A tracking entry object ID. Valid values are from 1 to 500.

 
Defaults

If the track-id is not provided, then information about all tracking objects is displayed.

 
Command Modes

The following table shows the modes in which you can enter the command:

 

Command Mode
Firewall Mode
Security Context
Routed
Transparent
Single
Multiple
Context
System

User EXEC

  • Yes

  • Yes

 
Command History

Release
Modification

7.2(1)

This command was introduced.

Examples

The following is sample output from the show track command:

ciscoasa(config)# show track
 
Track 5
Response Time Reporter 124 reachability
Reachability is UP
2 changes, last change 03:41:16
Latest operation return code: OK
Tracked by:
STATIC-IP-ROUTING 0
 

 
Related Commands

Command
Description

show running-config track

Displays the track rtr commands in the running configuration.

track rtr

Creates a tracking entry to poll the SLA.

show traffic

To display interface transmit and receive activity, use the show traffic command in privileged EXEC mode.

show traffic

 
Syntax Description

This command has no arguments or keywords.

 
Defaults

No default behavior or values.

 
Command Modes

The following table shows the modes in which you can enter the command:

 

Command Mode
Firewall Mode
Security Context
Routed
Transparent
Single
Multiple
Context
System

Privileged EXEC

  • Yes
  • Yes
  • Yes
  • Yes
  • Yes

 
Command History

Release
Modification

7.2(1)

Output for the ASA 5550 was added.

 
Usage Guidelines

The show traffic command lists the number of packets and bytes moving through each interface since the last show traffic command was entered or since the ASA came online. The number of seconds is the duration the ASA has been online since the last reboot, unless the clear traffic command was entered since the last reboot. If this is the case, then the number of seconds is the duration since that command was entered.

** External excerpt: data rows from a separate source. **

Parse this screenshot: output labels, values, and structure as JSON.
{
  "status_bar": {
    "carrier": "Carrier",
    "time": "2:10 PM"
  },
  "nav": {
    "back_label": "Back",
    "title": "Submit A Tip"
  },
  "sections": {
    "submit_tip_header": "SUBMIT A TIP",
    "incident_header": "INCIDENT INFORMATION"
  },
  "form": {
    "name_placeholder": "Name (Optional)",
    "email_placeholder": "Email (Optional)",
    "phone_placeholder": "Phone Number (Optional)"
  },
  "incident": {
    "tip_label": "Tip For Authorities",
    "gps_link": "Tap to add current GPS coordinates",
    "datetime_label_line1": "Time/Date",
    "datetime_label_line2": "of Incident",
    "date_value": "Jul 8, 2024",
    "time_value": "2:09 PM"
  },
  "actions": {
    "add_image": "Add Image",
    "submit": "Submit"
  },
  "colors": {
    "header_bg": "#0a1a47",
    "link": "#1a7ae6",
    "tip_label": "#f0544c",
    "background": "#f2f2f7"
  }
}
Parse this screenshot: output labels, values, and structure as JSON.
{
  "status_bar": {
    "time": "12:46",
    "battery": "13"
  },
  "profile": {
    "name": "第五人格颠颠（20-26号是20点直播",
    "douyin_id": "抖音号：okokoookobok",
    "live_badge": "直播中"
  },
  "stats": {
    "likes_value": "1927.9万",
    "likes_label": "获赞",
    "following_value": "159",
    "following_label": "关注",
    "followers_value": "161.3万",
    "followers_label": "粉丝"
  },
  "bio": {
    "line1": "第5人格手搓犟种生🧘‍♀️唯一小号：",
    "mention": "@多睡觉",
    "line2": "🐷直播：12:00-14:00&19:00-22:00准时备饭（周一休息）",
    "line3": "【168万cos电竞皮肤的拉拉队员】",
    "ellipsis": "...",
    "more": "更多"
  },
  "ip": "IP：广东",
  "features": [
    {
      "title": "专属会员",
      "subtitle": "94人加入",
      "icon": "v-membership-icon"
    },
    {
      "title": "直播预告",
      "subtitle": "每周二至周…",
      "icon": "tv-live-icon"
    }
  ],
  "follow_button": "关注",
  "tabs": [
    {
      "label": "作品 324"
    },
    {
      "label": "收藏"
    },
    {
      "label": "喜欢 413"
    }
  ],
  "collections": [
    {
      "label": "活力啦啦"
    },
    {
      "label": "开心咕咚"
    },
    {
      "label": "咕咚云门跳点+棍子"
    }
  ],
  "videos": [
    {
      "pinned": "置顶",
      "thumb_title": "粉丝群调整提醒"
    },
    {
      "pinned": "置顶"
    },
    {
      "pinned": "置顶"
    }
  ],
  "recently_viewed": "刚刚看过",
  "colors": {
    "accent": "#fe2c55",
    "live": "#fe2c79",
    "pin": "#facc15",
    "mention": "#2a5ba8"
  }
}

For the ASA 5550, the show traffic command also shows the aggregated throughput per slot. Because the ASA 5550 requires traffic to be evenly distributed across slots for maximum throughput, this output helps you determine if the traffic is distributed evenly.

Examples

The following is sample output from the show traffic command:

ciscoasa# show traffic
outside:
received (in 102.080 secs):
2048 packets 204295 bytes
20 pkts/sec 2001 bytes/sec
transmitted (in 102.080 secs):
2048 packets 204056 bytes
20 pkts/sec 1998 bytes/sec

Ethernet0:
received (in 102.080 secs):
2049 packets 233027 bytes
20 pkts/sec 2282 bytes/sec
transmitted (in 102.080 secs):
2048 packets 232750 bytes
20 pkts/sec 2280 bytes/sec
 

For the ASA 5550, the following text is displayed at the end:

 
----------------------------------------
Per Slot Throughput Profile
----------------------------------------
Packets-per-second profile:
Slot 0: 3148 50%|****************
Slot 1: 3149 50%|****************
 
Bytes-per-second profile:
Slot 0: 427044 50%|****************
Slot 1: 427094 50%|****************
 

 
Related Commands

Command
Description

clear traffic

Resets the counters for transmit and receive activity.